The seminar meets regularly on wednesday at 4pm in Eckhart 202. We also have special seminars during other days.
In this talk I will report recent advances on some classes of nonvariational free boundary problems as well as singular PDEs governed by fully nonlinear elliptic operators.
The vortex-stretching term in the vorticity-velocity formulation of the 3D Navier-Stokes equations holds a key to understanding the mechanism of possible formation of singularities in the model. It is known that on sufficiently small scales, the vortex-stretching term is strongly dominated by the diffusion. The goal of this lecture is to show that, in a statistically significant sense, outside of the diffusion range and across a range of scales extending from a power of a modified Kraichnan scale to the integral scale, the vortex-stretching term is in fact comparable to a modified diffusion term. The proof is based on a suitable ensemble averaging process recently introduced in a joint work with R. Dascaliuc concerning the study of turbulent cascades in physical scales of the incompressible flows. The lower bound on the (averaged) vortex-stretching term may seem like bad news; however, it also indicates (again, in a statistically significant sense) a geometric scenario resulting in closing the scaling gap in the regularity problem.
We study the regularity of almost minimizers for the types of functionals analyzed by Alt, Caffarelli and Friedman. Although almost minimizers do not satisfy an equation using appropriate comparison functions we prove several regularity results. For example in the one phase situation we show that almost minimizers are Lipschitz. Our approach is reminiscent of the one used in geometric measure theory to study the regularity of almost minimizers for area. This project is joint work with Guy David.
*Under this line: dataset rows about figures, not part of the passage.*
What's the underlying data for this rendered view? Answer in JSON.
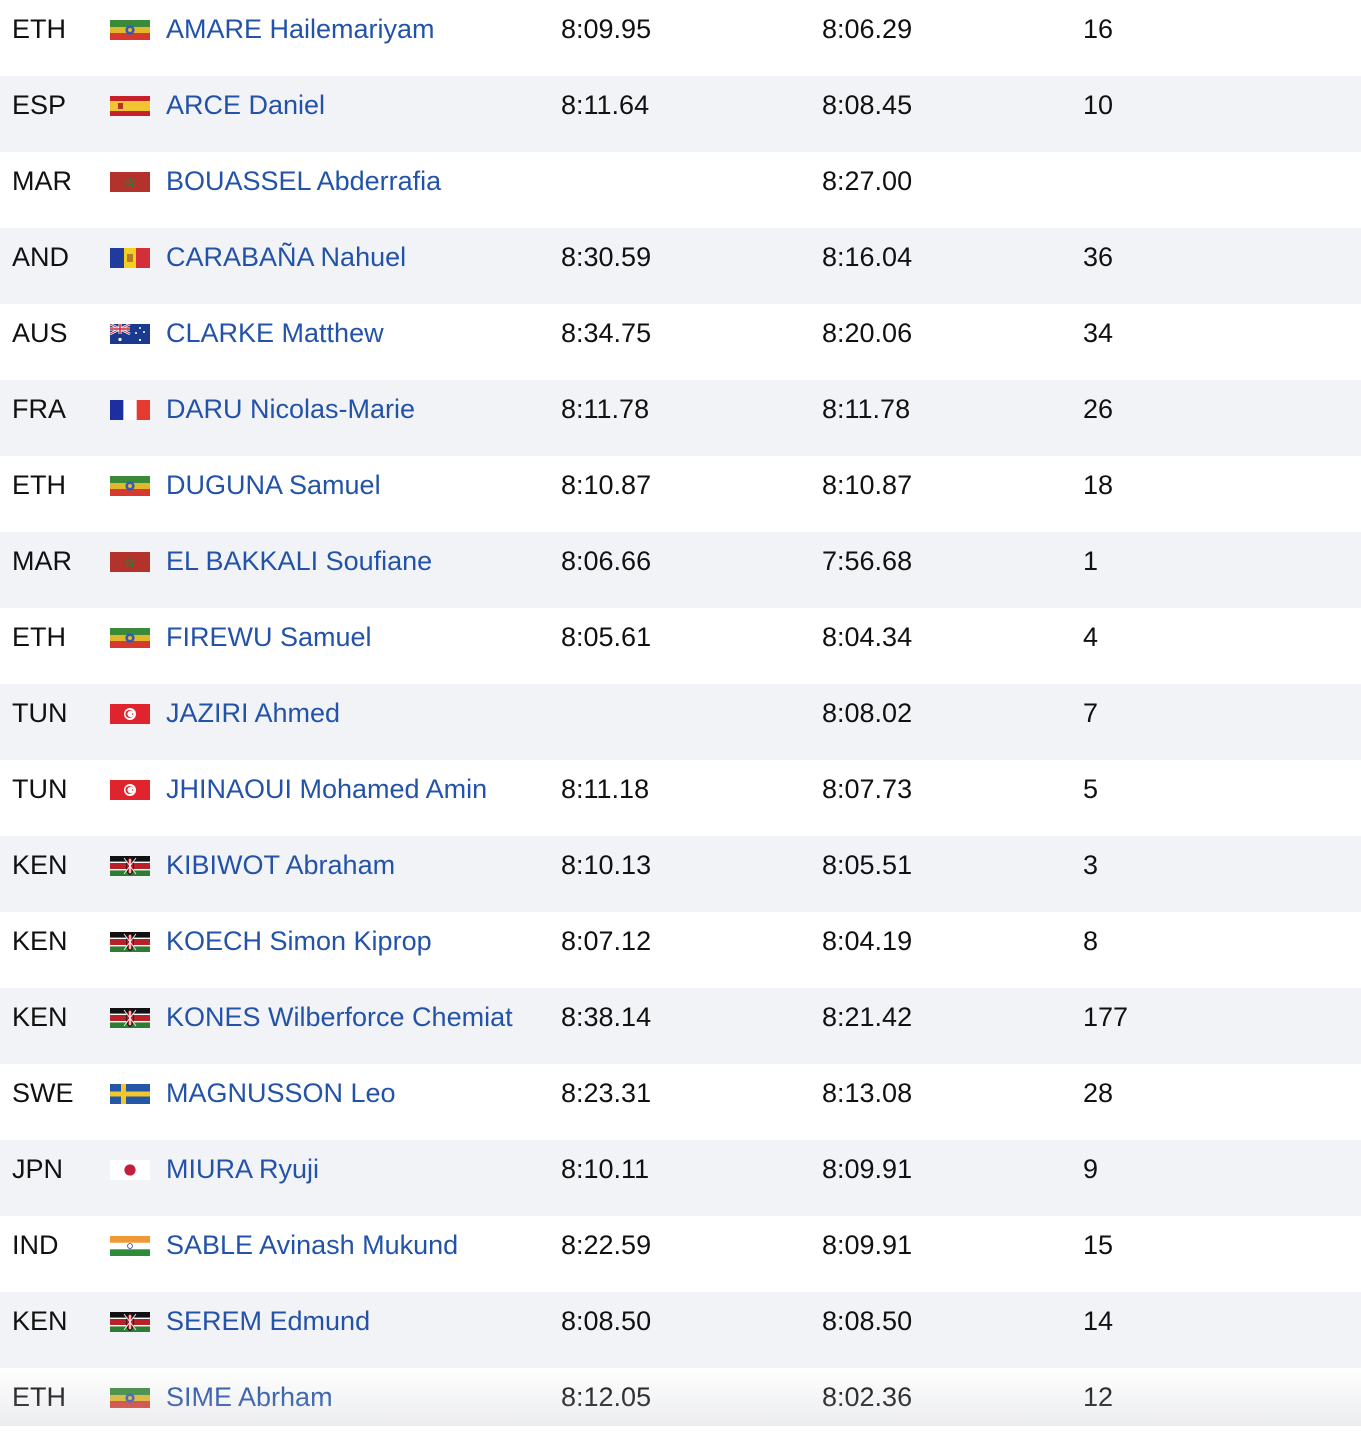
{
  "athletes": [
    {
      "country": "ETH",
      "flag": "ethiopia-flag-icon",
      "name": "AMARE Hailemariyam",
      "sb": "8:09.95",
      "pb": "8:06.29",
      "rank": "16"
    },
    {
      "country": "ESP",
      "flag": "spain-flag-icon",
      "name": "ARCE Daniel",
      "sb": "8:11.64",
      "pb": "8:08.45",
      "rank": "10"
    },
    {
      "country": "MAR",
      "flag": "morocco-flag-icon",
      "name": "BOUASSEL Abderrafia",
      "sb": "",
      "pb": "8:27.00",
      "rank": ""
    },
    {
      "country": "AND",
      "flag": "andorra-flag-icon",
      "name": "CARABAÑA Nahuel",
      "sb": "8:30.59",
      "pb": "8:16.04",
      "rank": "36"
    },
    {
      "country": "AUS",
      "flag": "australia-flag-icon",
      "name": "CLARKE Matthew",
      "sb": "8:34.75",
      "pb": "8:20.06",
      "rank": "34"
    },
    {
      "country": "FRA",
      "flag": "france-flag-icon",
      "name": "DARU Nicolas-Marie",
      "sb": "8:11.78",
      "pb": "8:11.78",
      "rank": "26"
    },
    {
      "country": "ETH",
      "flag": "ethiopia-flag-icon",
      "name": "DUGUNA Samuel",
      "sb": "8:10.87",
      "pb": "8:10.87",
      "rank": "18"
    },
    {
      "country": "MAR",
      "flag": "morocco-flag-icon",
      "name": "EL BAKKALI Soufiane",
      "sb": "8:06.66",
      "pb": "7:56.68",
      "rank": "1"
    },
    {
      "country": "ETH",
      "flag": "ethiopia-flag-icon",
      "name": "FIREWU Samuel",
      "sb": "8:05.61",
      "pb": "8:04.34",
      "rank": "4"
    },
    {
      "country": "TUN",
      "flag": "tunisia-flag-icon",
      "name": "JAZIRI Ahmed",
      "sb": "",
      "pb": "8:08.02",
      "rank": "7"
    },
    {
      "country": "TUN",
      "flag": "tunisia-flag-icon",
      "name": "JHINAOUI Mohamed Amin",
      "sb": "8:11.18",
      "pb": "8:07.73",
      "rank": "5"
    },
    {
      "country": "KEN",
      "flag": "kenya-flag-icon",
      "name": "KIBIWOT Abraham",
      "sb": "8:10.13",
      "pb": "8:05.51",
      "rank": "3"
    },
    {
      "country": "KEN",
      "flag": "kenya-flag-icon",
      "name": "KOECH Simon Kiprop",
      "sb": "8:07.12",
      "pb": "8:04.19",
      "rank": "8"
    },
    {
      "country": "KEN",
      "flag": "kenya-flag-icon",
      "name": "KONES Wilberforce Chemiat",
      "sb": "8:38.14",
      "pb": "8:21.42",
      "rank": "177"
    },
    {
      "country": "SWE",
      "flag": "sweden-flag-icon",
      "name": "MAGNUSSON Leo",
      "sb": "8:23.31",
      "pb": "8:13.08",
      "rank": "28"
    },
    {
      "country": "JPN",
      "flag": "japan-flag-icon",
      "name": "MIURA Ryuji",
      "sb": "8:10.11",
      "pb": "8:09.91",
      "rank": "9"
    },
    {
      "country": "IND",
      "flag": "india-flag-icon",
      "name": "SABLE Avinash Mukund",
      "sb": "8:22.59",
      "pb": "8:09.91",
      "rank": "15"
    },
    {
      "country": "KEN",
      "flag": "kenya-flag-icon",
      "name": "SEREM Edmund",
      "sb": "8:08.50",
      "pb": "8:08.50",
      "rank": "14"
    },
    {
      "country": "ETH",
      "flag": "ethiopia-flag-icon",
      "name": "SIME Abrham",
      "sb": "8:12.05",
      "pb": "8:02.36",
      "rank": "12"
    }
  ],
  "colors": {
    "link": "#2353a8",
    "text": "#111111",
    "row_alt": "#f2f3f6"
  }
}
The addition of white noise driven terms to the fundamental equations of physics and engineering are used to model numerical and empirical uncertainties. In this talk we will discuss some recent results for the Stochastic Navier-Stokes and Euler Equations as well as for the Stochastic Primitive Equations, a basic model in geophysical scale fluid flows. For all of the above systems our results cover the case of a general nonlinear multiplicative stochastic forcing.
I will discuss several aspects of Branching random walks and their relation with the KPP equation on the one hand, and the maximum of certain (two dimensional) Gaussian fields on the other. I will not assume any knowledge about either of these terms.
I shall present some recent work in collaboration with V. Banica about the stability of the selfsimilar solutions to the vortex filament equation. In this equation a curve (filament) moves in the direction of the binormal with a speed proportional to its curvature.